Other attempts have been less notable. Various segregationist third parties were always distinctly temporal in nature, and in any event failed dramatically, though the fault there lies more with the arc of history than anything else (did I say fault? I meant credit). Ross Perot's two bids can be seen as an attempt to challenge the two-party system, and it didn't work out very well. The result of an attempt to challenge the Democratic Party from the left in 2000 was, obviously, the enabling of the election of the most conservative President in a long time, an experience which has scared most of the left away from third party challenges.

Calabresi argues that a two-party system is basically a good thing. Such a system promotes stability and moderation, and also forces society to organize around broad-based ideological principles rather than narrow factionalism. I think I basically agree. But I think it's dangerous to create a system in which it is impossible to challenge the dominant two parties from without. For one thing, it gives more and more power to the Median Voter Theorem. One problem with this "theorem" is that in the real world, if both parties moved to the opinions of the median voter then there would be a considerable niche for parties representing the two wings of the spectrum. The harder you make it for new parties to arise and legitimately challenge the system, the more the system will cater sycophantically to the center of the center. Calabresi thinks this good, to at least some degree, as it will reduce the influence of truly radical groups like neo-Nazis or Communists. That's fair enough, but I think there's definitely a point of being too obsessed with centrism (as anyone who's read most of my previous posts probably understands!). For one thing, if the two parties really do move ever-closer to one another, what choice is left to the voters? For another, I think it tends to be true that the "centrist" voters in a nation like ours are really what I might call "a priori" centrists, i.e. those who do not actually have particularly strong opinions but are inclined to believe that "the truth" lies somewhere between what the two parties are each saying. They will also be voters who don't pay very much attention to politics, I think, or at least will be so more than more ideological voters. Such voters are likely to be easy to manipulate, might be prone to misinformation, and are less engaged in the process anyway.
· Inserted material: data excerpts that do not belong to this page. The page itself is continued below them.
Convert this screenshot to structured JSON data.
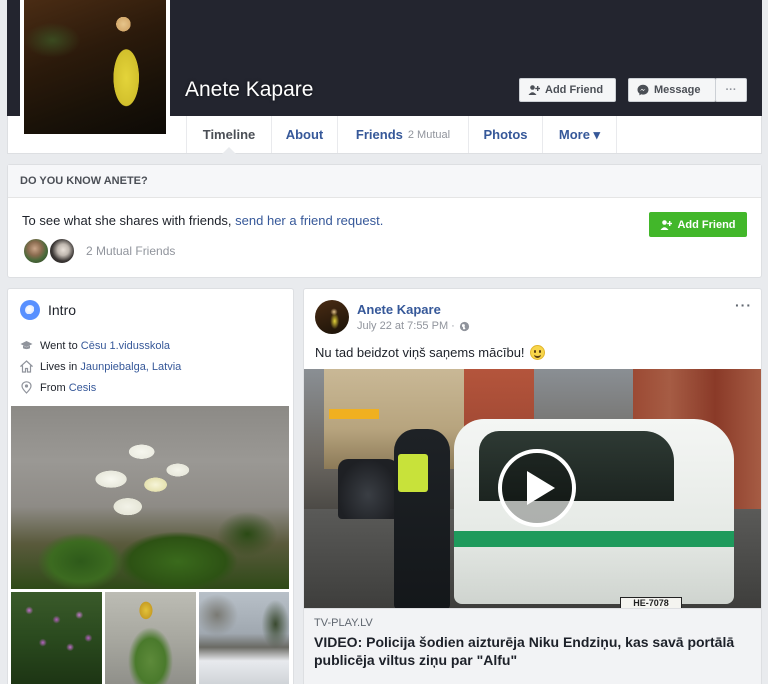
{
  "profile": {
    "name": "Anete Kapare",
    "add_friend_label": "Add Friend",
    "message_label": "Message",
    "more_dots": "···"
  },
  "tabs": {
    "timeline": "Timeline",
    "about": "About",
    "friends": "Friends",
    "friends_sub": "2 Mutual",
    "photos": "Photos",
    "more": "More ▾"
  },
  "know_card": {
    "header": "DO YOU KNOW ANETE?",
    "text_prefix": "To see what she shares with friends, ",
    "link_text": "send her a friend request.",
    "button_label": "Add Friend",
    "mutual_text": "2 Mutual Friends"
  },
  "intro": {
    "title": "Intro",
    "education_prefix": "Went to ",
    "education_place": "Cēsu 1.vidusskola",
    "lives_prefix": "Lives in ",
    "lives_place": "Jaunpiebalga, Latvia",
    "from_prefix": "From ",
    "from_place": "Cesis"
  },
  "post": {
    "author": "Anete Kapare",
    "timestamp": "July 22 at 7:55 PM ·",
    "options": "···",
    "text": "Nu tad beidzot viņš saņems mācību!",
    "link_source": "TV-PLAY.LV",
    "link_title": "VIDEO: Policija šodien aizturēja Niku Endziņu, kas savā portālā publicēja viltus ziņu par \"Alfu\"",
    "plate_text": "HE-7078"
  },
  "colors": {
    "link_blue": "#365899",
    "green_button": "#42b72a",
    "cover_bg": "#23252f",
    "page_bg": "#e9ebee"
  },
  "icons": [
    "add-friend-icon",
    "messenger-icon",
    "globe-icon",
    "graduation-cap-icon",
    "home-icon",
    "location-pin-icon",
    "public-globe-icon",
    "play-icon",
    "smile-emoji-icon"
  ]
}
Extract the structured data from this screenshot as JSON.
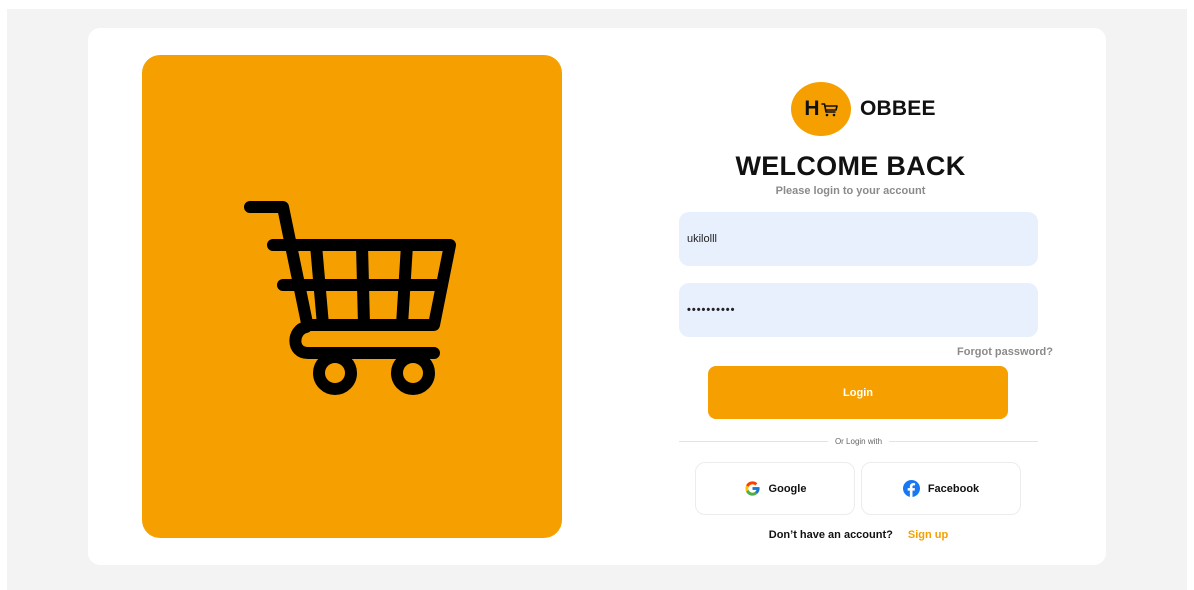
{
  "brand": {
    "logo_letter": "H",
    "name": "OBBEE",
    "accent_color": "#f5a000"
  },
  "hero": {
    "icon": "shopping-cart-icon"
  },
  "login": {
    "title": "WELCOME BACK",
    "subtitle": "Please login to your account",
    "username_value": "ukilolll",
    "password_value": "••••••••••",
    "forgot_label": "Forgot password?",
    "login_label": "Login",
    "divider_label": "Or Login with"
  },
  "social": {
    "google_label": "Google",
    "google_icon": "google-icon",
    "facebook_label": "Facebook",
    "facebook_icon": "facebook-icon"
  },
  "signup": {
    "prompt": "Don’t have an account?",
    "link_label": "Sign up"
  }
}
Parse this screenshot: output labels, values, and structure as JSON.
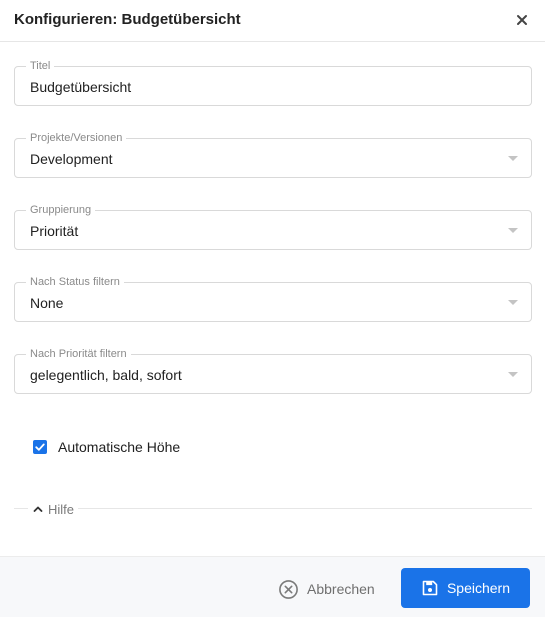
{
  "dialog": {
    "title": "Konfigurieren: Budgetübersicht"
  },
  "fields": {
    "title": {
      "label": "Titel",
      "value": "Budgetübersicht"
    },
    "projects": {
      "label": "Projekte/Versionen",
      "value": "Development"
    },
    "grouping": {
      "label": "Gruppierung",
      "value": "Priorität"
    },
    "status_filter": {
      "label": "Nach Status filtern",
      "value": "None"
    },
    "priority_filter": {
      "label": "Nach Priorität filtern",
      "value": "gelegentlich, bald, sofort"
    }
  },
  "auto_height": {
    "label": "Automatische Höhe",
    "checked": true
  },
  "help": {
    "label": "Hilfe"
  },
  "footer": {
    "cancel_label": "Abbrechen",
    "save_label": "Speichern"
  },
  "colors": {
    "accent": "#1a73e8",
    "footer_bg": "#f7f8fa",
    "border": "#d9d9d9"
  }
}
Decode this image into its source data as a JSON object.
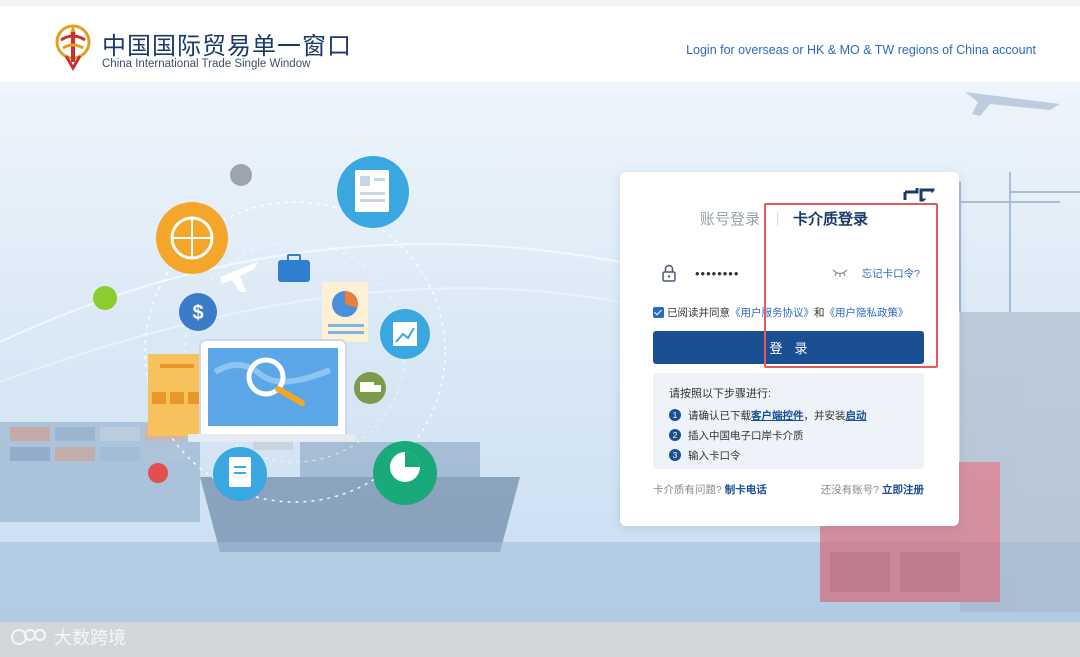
{
  "header": {
    "brand_cn": "中国国际贸易单一窗口",
    "brand_en": "China International Trade Single Window",
    "overseas_link": "Login for overseas or HK & MO & TW regions of China account"
  },
  "login": {
    "tabs": [
      {
        "label": "账号登录",
        "active": false
      },
      {
        "label": "卡介质登录",
        "active": true
      }
    ],
    "password_value": "••••••••",
    "forgot_link": "忘记卡口令?",
    "agreement": {
      "checked": true,
      "prefix": "已阅读并同意",
      "service_agreement": "《用户服务协议》",
      "and": "和",
      "privacy_policy": "《用户隐私政策》"
    },
    "login_button": "登录",
    "steps": {
      "title": "请按照以下步骤进行:",
      "items": [
        {
          "num": "1",
          "pre": "请确认已下载",
          "link": "客户端控件",
          "mid": "，并安装",
          "link2": "启动"
        },
        {
          "num": "2",
          "text": "插入中国电子口岸卡介质"
        },
        {
          "num": "3",
          "text": "输入卡口令"
        }
      ]
    },
    "footer": {
      "card_question": "卡介质有问题?",
      "card_phone": "制卡电话",
      "no_account": "还没有账号?",
      "register": "立即注册"
    }
  },
  "watermark": "大数跨境",
  "colors": {
    "brand_blue": "#1b4f94",
    "link_blue": "#2a6ac2",
    "highlight_red": "#e35b5b"
  }
}
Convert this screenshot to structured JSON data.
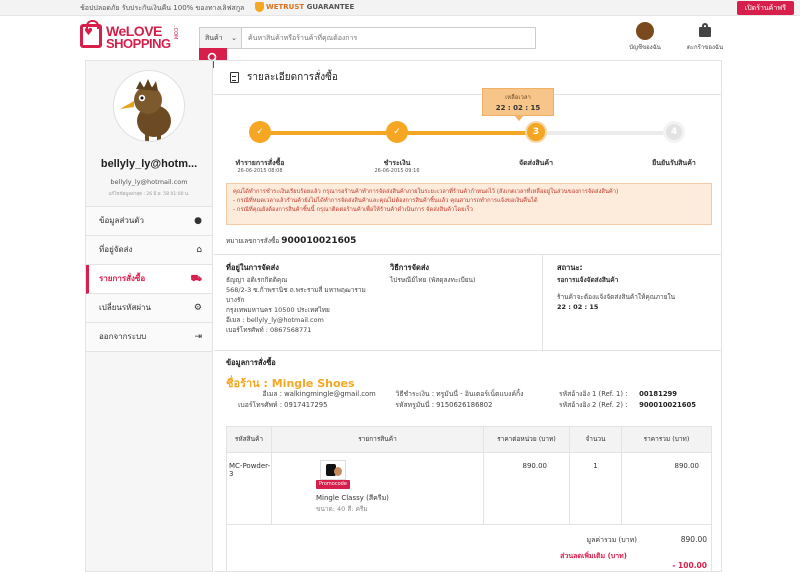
{
  "topbar": {
    "promo": "ช้อปปลอดภัย รับประกันเงินคืน 100% ของทางเลิฟสกูล",
    "trust_brand": "WETRUST",
    "trust_word": "GUARANTEE",
    "shop_button": "เปิดร้านค้าฟรี"
  },
  "header": {
    "logo_line1": "WeLOVE",
    "logo_line2": "SHOPPING",
    "logo_suffix": ".COM",
    "search_category": "สินค้า",
    "search_placeholder": "ค้นหาสินค้าหรือร้านค้าที่คุณต้องการ",
    "account_label": "บัญชีของฉัน",
    "cart_label": "ตะกร้าของฉัน"
  },
  "sidebar": {
    "username": "bellyly_ly@hotm...",
    "email": "bellyly_ly@hotmail.com",
    "last_login": "แก้ไขข้อมูลล่าสุด : 26 มิ.ย. 58 01:00 น.",
    "menu": [
      {
        "label": "ข้อมูลส่วนตัว",
        "icon": "user-icon",
        "glyph": "👤",
        "active": false
      },
      {
        "label": "ที่อยู่จัดส่ง",
        "icon": "home-icon",
        "glyph": "⌂",
        "active": false
      },
      {
        "label": "รายการสั่งซื้อ",
        "icon": "cart-icon",
        "glyph": "🛒",
        "active": true
      },
      {
        "label": "เปลี่ยนรหัสผ่าน",
        "icon": "gear-icon",
        "glyph": "⚙",
        "active": false
      },
      {
        "label": "ออกจากระบบ",
        "icon": "logout-icon",
        "glyph": "⏏",
        "active": false
      }
    ]
  },
  "main": {
    "page_title": "รายละเอียดการสั่งซื้อ",
    "timer_label": "เหลือเวลา",
    "timer_value": "22 : 02 : 15",
    "steps": [
      {
        "label": "ทำรายการสั่งซื้อ",
        "date": "26-06-2015 08:08",
        "state": "done",
        "mark": "✓"
      },
      {
        "label": "ชำระเงิน",
        "date": "26-06-2015 09:16",
        "state": "done",
        "mark": "✓"
      },
      {
        "label": "จัดส่งสินค้า",
        "date": "",
        "state": "current",
        "mark": "3"
      },
      {
        "label": "ยืนยันรับสินค้า",
        "date": "",
        "state": "todo",
        "mark": "4"
      }
    ],
    "notice_lines": [
      "คุณได้ทำการชำระเงินเรียบร้อยแล้ว กรุณารอร้านค้าทำการจัดส่งสินค้าภายในระยะเวลาที่ร้านค้ากำหนดไว้ (สังเกตเวลาที่เหลืออยู่ในส่วนของการจัดส่งสินค้า)",
      "- กรณีที่หมดเวลาแล้วร้านค้ายังไม่ได้ทำการจัดส่งสินค้าและคุณไม่ต้องการสินค้าชิ้นแล้ว คุณสามารถทำการแจ้งขอเงินคืนได้",
      "- กรณีที่คุณยังต้องการสินค้าชิ้นนี้ กรุณาติดต่อร้านค้าเพื่อให้ร้านค้าดำเนินการ จัดส่งสินค้าโดยเร็ว"
    ],
    "order_no_label": "หมายเลขการสั่งซื้อ",
    "order_no": "900010021605",
    "address": {
      "heading": "ที่อยู่ในการจัดส่ง",
      "lines": [
        "ธัญญา อดิเรกกิตติคุณ",
        "568/2-3 ซ.ก้าพรานิช ถ.พระรามสี่ มหาพฤฒาราม",
        "บางรัก",
        "กรุงเทพมหานคร 10500 ประเทศไทย",
        "อีเมล : bellyly_ly@hotmail.com",
        "เบอร์โทรศัพท์ : 0867568771"
      ]
    },
    "shipping": {
      "heading": "วิธีการจัดส่ง",
      "method": "ไปรษณีย์ไทย (พัสดุลงทะเบียน)"
    },
    "status": {
      "heading": "สถานะ:",
      "value": "รอการแจ้งจัดส่งสินค้า",
      "note": "ร้านค้าจะต้องแจ้งจัดส่งสินค้าให้คุณภายใน",
      "time": "22 : 02 : 15"
    },
    "order_info_heading": "ข้อมูลการสั่งซื้อ",
    "shop_label": "ชื่อร้าน : Mingle Shoes",
    "shop_email_label": "อีเมล :",
    "shop_email": "walkingmingle@gmail.com",
    "shop_phone_label": "เบอร์โทรศัพท์ :",
    "shop_phone": "0917417295",
    "payment_label": "วิธีชำระเงิน :",
    "payment_value": "ทรูมันนี่ - อินเตอร์เน็ตแบงค์กิ้ง",
    "txn_label": "รหัสทรูมันนี่ :",
    "txn_value": "9150626186802",
    "ref1_label": "รหัสอ้างอิง 1 (Ref. 1) :",
    "ref1_value": "00181299",
    "ref2_label": "รหัสอ้างอิง 2 (Ref. 2) :",
    "ref2_value": "900010021605"
  },
  "table": {
    "headers": [
      "รหัสสินค้า",
      "รายการสินค้า",
      "ราคาต่อหน่วย (บาท)",
      "จำนวน",
      "ราคารวม (บาท)"
    ],
    "rows": [
      {
        "sku": "MC-Powder-3",
        "promo_tag": "Promocode",
        "name": "Mingle Classy (สีครีม)",
        "size": "ขนาด: 40 สี: ครีม",
        "unit_price": "890.00",
        "qty": "1",
        "total": "890.00"
      }
    ]
  },
  "summary": {
    "subtotal_label": "มูลค่ารวม (บาท)",
    "subtotal_value": "890.00",
    "discount_label": "ส่วนลดเพิ่มเติม (บาท)",
    "discount_value": "- 100.00"
  }
}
And besides, who made the 20% of voters who "fall in the middle" the only ones who matter around here?

So let's say that we agree with Calabresi and Ackerman that a system of pure proportional representation is dangerous, in that it splinters parties hopelessly into tiny bits, weakens legislative bodies, and facilitates the rise of truly dangerous extreme groups. Let's say we also agree with me (and since I'm writing this, we do) that there is a danger in being too eager to promote a stable two-party system. What's the solution? I think that it is nothing more and nothing less than a single-member-constituency-based legislature where elections are held using IRV (with any independent Presidents also elected using IRV). Here's why.

It's easy to see why IRV should, at least in theory, make it easier to rock the boat of the existing two-party system. In 2000, had there been IRV in place in America and had I been eligible to vote, I would almost certainly have voted 1. Nader 2. Gore 3. whoever, etc. Given our plurality-winner system, however, I would have voted for Gore, and I do in fact feel kind of displeased with liberals who voted for Nader. I think there are a lot more like me, many of whom probably did vote. I bet that in an IRV world, Nader would have gotten a lot more than 3%. And I also believe that Gore would have won; hell, that part's easy.

What's less obvious but, I think, equally true is why IRV doesn't encounter the problems that Calabresi is worried about. First of all, I don't think there's any danger that the kind of system I'm detailing would get lots of neo-Nazis elected. The great virtue of IRV is that whoever wins must be someone at least relatively palatable to an actual majority of the electorate. By still confining ourselves to single-member constituencies, we ensure that any extremist would need to actually convince a majority of some 700,000-person district (in the US) to tolerate him before he got elected. That wouldn't happen. Unlike in PR, where getting 2% gets you a spot in the legislature, with this system 2% would get you axed in the first few rounds of instantly running off. The votes of the fascists would filter up to the center-right parties, and the votes of the communists would filter up to the center-left parties.

This would also counteract fragmenting in general, since each candidate would need to ultimately accumulate 50% in their own constituency. Something like Britain's Liberal Democrats might prosper in this system (which is why they're pushing it), where they could run a split progressive ticket in most every district and in some cases Labor would win and in some cases the Lib-Dems would win. But something like the BNP would gain next to nothing from this system. They get 2% or less in national elections, and their best constituency result ever was a 14.6% showing in a majority-labor London constituency, shortly behind the Tories. As long as the BNP never became popular enough to overtake the Conservatives in first-round voting at least in some places other than solid left-wing seats, they would never win any seats. It's as simple as that. So the IRV world I'm describing would maintain a tendency toward a small number of major parties.

One ironic result of this combination is that the main big-tend parties might actually have greater license to move toward the center, since they could afford to lose a noticeable amount of flank support and still be in a position to re-absorb all of those votes after a few rounds of instant runoffs. But the mechanism would exist to challenge and overthrow a main party if the desire to do so arose. I've heard, in fact, that in Australia the adoption of IRV did not lead to a proliferation of third parties as its advocates had hoped. To me, that's part of the point. The IRV system is clearly not designed to choke off a third-party movement before it can become viable, as the American system is. If no third parties arise under it, that must mean there isn't really a hunger for a challenge to the existing party system.